L'économie de la musique connaît la plus grave crise de son histoire. Les ventes de CD ont baissé de 30 % en trois ans aux Etats-Unis et l'on évalue à 500 millions le nombre de fichiers musicaux téléchargés "illégalement" chaque mois dans le monde. L'industrie du disque est en train de ployer sous les coups répétés de la piraterie, c'est-à-dire de la consommation, de la diffusion et de l'échange de musique par internet.
Problème judiciaire, car il s'agirait de faire respecter les règles en vigueur ? Problème juridique, dans la mesure où se pose la question de la qualification des actes incriminés, et de la responsabilité des différents intervenants ? Ou problème économique, puisque c'est toute l'économie de la musique qui serait mise à mal ? Les trois à la fois ! La crise que l'on observe aujourd'hui est un processus de reconstruction entre les technologies, les usages, les règles de droit et les stratégies des acteurs économiques.
L'imbrication de ces quatre dimensions dans cette crise est un fait essentiel, souvent ignoré. D'un côté, dans le camp des consommateurs, de nombreuses voix s'élèvent pour défendre le "libre" en arguant que les maisons de disques n'ont pas su anticiper les effets du développement de l'internet mais qu'elles finiront par s'adapter à la gratuité, comme l'ont fait avant elles les majors du cinéma face à l'explosion de la vidéo. De l'autre, le camp de la propriété intellectuelle, emmené par les fournisseurs de contenus, défend le système en place en recourant à des parades techniques et en cherchant à obtenir des jurisprudences favorables. Quotidiennement, le combat se joue devant les tribunaux. Un jour, ils donnent raison aux maisons de disques, le lendemain, ils se rangent derrière les arguments des consommateurs ou des concepteurs de systèmes de "peer-to-peer". La compréhension, dans toutes ses dimensions, du phénomène en train de se jouer n'est pas si facile.
Des technologies nouvelles sont apparues. Ce n'est pas la première fois ! Mais aujourd'hui, le cocktail est explosif : numérisation + compression + logiciels d'échange. La numérisation permet une reproduction à l'identique, ce que ne faisait pas le magnétoscope. La compression et les logiciels de partage permettent l'échange à grande échelle des fichiers reproduits. Les technologies d'aujourd'hui ne sont donc nullement comparables à toutes celles qui les ont précédées, de l'imprimerie au magnétoscope en passant par la radiodiffusion.
Consommateurs hors-la-loi
Aussi bien, la prise en compte des usages est importante. Avec le magnétoscope, on pouvait voir un film dans son salon. Cela définissait un nouvel usage et des nouvelles catégories de consommateurs, cela entraînait éventuellement des transferts de consommateurs d'un usage (le film en salle) à un autre (le film à la maison), mais au final cela ne remettait pas en cause le premier usage qui conservait ses spécificités (écran géant, sortie...). Pour la musique, l'usage est identique : une fois téléchargée et/ou gravée, on écoute sa musique de la même façon que si l'on avait acheté un CD.

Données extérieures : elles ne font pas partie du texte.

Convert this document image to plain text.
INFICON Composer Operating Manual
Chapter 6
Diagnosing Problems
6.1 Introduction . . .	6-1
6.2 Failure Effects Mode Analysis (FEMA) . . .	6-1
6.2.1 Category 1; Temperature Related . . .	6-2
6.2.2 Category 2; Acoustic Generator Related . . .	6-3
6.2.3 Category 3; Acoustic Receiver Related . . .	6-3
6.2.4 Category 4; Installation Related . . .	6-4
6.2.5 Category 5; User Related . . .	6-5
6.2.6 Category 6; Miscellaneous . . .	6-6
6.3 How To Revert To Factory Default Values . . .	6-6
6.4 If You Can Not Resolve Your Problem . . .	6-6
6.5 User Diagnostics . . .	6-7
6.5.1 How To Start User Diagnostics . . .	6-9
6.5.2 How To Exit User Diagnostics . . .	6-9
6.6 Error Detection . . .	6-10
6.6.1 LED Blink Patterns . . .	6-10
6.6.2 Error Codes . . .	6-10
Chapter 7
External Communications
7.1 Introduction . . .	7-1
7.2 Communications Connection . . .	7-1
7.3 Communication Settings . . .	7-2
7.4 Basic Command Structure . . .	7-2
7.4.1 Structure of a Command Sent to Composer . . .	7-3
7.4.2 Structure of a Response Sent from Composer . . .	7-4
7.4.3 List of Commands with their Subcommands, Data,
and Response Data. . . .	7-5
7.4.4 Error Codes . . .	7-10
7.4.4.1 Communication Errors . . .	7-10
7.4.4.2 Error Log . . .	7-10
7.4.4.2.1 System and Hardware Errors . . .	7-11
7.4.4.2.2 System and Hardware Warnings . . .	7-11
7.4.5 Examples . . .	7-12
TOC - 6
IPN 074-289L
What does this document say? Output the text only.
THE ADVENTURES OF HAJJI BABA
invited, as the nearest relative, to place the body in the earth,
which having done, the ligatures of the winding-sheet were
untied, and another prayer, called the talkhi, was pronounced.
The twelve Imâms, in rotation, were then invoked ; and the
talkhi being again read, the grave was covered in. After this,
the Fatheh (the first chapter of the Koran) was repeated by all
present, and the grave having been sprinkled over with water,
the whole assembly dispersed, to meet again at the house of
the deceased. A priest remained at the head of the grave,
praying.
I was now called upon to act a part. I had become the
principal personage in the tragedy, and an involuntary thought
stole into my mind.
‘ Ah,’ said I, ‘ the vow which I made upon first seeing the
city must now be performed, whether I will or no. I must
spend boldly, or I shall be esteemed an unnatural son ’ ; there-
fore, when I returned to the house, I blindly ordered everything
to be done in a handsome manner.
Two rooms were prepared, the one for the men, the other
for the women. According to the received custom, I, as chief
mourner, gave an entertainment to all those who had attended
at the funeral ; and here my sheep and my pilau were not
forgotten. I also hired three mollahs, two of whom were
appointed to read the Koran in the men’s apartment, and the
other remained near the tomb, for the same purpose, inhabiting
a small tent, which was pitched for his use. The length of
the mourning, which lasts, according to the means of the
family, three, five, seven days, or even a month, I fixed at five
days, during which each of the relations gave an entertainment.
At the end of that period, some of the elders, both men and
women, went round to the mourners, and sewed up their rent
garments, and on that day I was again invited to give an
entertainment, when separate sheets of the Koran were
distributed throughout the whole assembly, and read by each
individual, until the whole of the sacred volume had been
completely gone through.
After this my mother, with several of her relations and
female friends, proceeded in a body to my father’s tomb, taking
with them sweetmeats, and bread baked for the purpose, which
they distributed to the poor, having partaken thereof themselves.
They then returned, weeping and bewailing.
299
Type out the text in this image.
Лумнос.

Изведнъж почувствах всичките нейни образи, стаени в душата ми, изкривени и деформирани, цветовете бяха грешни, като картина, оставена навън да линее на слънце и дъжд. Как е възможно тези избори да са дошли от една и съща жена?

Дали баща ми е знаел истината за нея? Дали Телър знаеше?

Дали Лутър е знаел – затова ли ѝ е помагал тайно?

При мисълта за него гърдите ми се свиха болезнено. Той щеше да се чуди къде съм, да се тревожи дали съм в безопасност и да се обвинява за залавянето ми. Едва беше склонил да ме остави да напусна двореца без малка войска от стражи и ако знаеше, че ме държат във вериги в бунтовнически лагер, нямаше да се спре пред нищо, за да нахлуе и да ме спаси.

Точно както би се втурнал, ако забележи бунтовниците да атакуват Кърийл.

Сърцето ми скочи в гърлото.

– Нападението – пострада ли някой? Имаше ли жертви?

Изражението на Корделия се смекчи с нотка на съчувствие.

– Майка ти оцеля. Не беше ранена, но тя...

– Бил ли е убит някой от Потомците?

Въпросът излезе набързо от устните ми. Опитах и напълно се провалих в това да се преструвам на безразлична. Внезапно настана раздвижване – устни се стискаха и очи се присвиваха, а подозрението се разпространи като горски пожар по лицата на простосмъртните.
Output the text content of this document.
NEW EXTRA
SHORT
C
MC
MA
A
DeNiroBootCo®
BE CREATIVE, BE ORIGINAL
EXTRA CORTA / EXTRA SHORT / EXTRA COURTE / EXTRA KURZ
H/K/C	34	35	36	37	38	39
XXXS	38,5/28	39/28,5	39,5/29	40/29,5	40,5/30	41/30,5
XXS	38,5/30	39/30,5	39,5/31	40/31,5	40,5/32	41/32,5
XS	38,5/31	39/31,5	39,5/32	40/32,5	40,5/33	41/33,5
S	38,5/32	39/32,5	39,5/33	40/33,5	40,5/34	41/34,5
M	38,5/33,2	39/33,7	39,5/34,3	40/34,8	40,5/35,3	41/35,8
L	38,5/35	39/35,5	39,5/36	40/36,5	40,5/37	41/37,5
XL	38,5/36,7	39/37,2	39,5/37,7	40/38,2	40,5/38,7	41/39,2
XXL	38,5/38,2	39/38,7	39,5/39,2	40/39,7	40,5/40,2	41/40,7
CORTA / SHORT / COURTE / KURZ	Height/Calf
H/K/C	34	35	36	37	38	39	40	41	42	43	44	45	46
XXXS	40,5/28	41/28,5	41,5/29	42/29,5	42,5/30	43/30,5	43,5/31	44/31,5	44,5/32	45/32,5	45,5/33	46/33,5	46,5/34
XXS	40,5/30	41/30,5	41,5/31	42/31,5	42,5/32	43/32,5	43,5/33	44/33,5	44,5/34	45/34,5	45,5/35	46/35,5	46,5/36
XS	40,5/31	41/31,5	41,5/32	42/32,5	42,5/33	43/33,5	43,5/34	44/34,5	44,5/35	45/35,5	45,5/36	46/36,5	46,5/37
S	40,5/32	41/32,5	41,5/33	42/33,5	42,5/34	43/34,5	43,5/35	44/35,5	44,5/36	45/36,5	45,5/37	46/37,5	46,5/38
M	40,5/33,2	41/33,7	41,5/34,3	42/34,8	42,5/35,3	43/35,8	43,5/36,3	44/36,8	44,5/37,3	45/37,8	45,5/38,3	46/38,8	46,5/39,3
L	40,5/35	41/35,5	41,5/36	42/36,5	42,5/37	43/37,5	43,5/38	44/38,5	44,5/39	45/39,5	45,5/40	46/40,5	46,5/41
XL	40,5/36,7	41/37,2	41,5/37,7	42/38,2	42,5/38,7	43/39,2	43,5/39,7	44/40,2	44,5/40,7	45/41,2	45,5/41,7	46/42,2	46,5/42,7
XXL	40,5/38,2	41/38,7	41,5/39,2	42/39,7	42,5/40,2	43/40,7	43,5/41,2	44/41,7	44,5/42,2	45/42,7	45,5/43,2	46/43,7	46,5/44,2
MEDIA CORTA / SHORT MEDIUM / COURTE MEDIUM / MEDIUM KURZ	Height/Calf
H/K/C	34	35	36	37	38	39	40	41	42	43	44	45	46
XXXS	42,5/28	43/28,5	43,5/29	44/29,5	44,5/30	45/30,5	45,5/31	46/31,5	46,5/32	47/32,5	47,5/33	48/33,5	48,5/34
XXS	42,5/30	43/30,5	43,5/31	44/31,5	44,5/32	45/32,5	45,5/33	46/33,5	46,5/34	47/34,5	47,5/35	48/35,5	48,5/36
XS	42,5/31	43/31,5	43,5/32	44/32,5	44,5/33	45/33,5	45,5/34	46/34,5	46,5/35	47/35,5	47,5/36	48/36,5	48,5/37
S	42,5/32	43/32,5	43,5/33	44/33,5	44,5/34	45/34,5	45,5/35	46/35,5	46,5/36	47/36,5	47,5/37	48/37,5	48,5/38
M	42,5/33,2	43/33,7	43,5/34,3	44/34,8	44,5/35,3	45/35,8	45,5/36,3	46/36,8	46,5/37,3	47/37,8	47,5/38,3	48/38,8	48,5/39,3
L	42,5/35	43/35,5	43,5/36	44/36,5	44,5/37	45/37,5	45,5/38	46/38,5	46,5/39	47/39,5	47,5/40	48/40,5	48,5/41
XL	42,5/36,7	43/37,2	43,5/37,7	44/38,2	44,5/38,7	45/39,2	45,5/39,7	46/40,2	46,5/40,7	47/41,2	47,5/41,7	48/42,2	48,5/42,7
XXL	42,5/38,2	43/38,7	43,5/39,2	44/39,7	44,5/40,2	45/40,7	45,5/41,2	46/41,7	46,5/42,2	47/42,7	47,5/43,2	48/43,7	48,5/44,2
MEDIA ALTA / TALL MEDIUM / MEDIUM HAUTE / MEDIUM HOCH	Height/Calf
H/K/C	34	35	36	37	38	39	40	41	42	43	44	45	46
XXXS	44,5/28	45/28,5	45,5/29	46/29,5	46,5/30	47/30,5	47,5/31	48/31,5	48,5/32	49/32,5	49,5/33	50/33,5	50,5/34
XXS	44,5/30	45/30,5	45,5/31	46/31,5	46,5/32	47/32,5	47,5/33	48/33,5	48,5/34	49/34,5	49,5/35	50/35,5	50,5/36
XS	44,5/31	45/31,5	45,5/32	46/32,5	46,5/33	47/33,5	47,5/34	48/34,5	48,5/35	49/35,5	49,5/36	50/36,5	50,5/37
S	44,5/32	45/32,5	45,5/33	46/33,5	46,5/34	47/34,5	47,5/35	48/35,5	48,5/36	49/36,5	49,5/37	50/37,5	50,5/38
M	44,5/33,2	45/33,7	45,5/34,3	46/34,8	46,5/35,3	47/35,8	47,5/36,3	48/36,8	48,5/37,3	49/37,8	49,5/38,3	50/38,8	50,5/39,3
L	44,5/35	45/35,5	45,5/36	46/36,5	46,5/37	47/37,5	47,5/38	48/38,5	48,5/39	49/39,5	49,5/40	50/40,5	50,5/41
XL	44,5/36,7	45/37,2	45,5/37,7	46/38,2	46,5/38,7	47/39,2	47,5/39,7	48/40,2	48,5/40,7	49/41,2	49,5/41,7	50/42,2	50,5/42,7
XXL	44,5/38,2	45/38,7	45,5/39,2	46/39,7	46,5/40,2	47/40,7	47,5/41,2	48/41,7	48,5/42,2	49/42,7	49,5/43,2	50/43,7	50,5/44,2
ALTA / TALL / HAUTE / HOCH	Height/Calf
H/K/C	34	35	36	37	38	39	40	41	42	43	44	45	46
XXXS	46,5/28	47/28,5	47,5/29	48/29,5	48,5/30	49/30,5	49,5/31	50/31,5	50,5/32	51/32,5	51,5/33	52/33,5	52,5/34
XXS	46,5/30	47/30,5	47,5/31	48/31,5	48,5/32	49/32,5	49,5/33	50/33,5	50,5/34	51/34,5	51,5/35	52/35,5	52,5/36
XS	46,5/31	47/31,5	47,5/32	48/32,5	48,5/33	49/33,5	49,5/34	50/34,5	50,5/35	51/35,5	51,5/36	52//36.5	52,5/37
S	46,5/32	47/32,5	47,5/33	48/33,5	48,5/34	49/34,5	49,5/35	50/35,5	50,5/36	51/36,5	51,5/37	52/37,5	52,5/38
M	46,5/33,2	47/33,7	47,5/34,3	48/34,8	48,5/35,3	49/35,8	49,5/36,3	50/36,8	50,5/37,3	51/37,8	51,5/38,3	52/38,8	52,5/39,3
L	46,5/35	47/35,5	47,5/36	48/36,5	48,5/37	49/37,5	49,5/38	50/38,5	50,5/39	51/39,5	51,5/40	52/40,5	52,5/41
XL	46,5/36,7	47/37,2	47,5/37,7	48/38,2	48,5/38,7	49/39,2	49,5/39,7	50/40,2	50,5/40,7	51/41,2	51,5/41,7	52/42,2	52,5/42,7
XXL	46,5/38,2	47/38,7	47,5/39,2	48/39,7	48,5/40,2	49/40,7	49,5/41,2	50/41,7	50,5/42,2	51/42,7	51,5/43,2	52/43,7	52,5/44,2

Le "peer-to-peer" ne définit pas un usage complémentaire du CD, mais un usage identique, accessible gratuitement. Or la facilité de l'usage gratuit, et la difficulté de contrôle par les titulaires de droits, est l'autre trait important de l'évolution des usages. Quand des dizaines de millions de personnes sont hors-la-loi, n'est-ce pas la loi qui n'est pas adaptée ?
La propriété intellectuelle est d'abord une réponse à un problème économique, le problème d'incitation à la production de biens collectifs. Aujourd'hui, la musique devenant immatérielle et le coût de sa reproduction nul, le problème est reposé. Pour qu'il y ait création, il faut qu'elle puisse être rémunérée. Dans cette perspective, les majors envisagent ou testent différentes stratégies de mouvements capitalistiques (alliances avec des opérateurs de diffusion pour valoriser leurs catalogues), de marketing (baisse des prix ou enrichissement du produit CD), de développement de nouveaux services (musique en ligne). Aujourd'hui, il ne s'agit pas de prendre le parti de la loi contre les technologies ou des usages contre les acteurs économiques, mais bien de faire dialoguer étroitement le monde juridique avec le monde économique, en y incluant les consommateurs, pour redéfinir une économie viable qui tienne compte des nouvelles technologies et des nouveaux usages.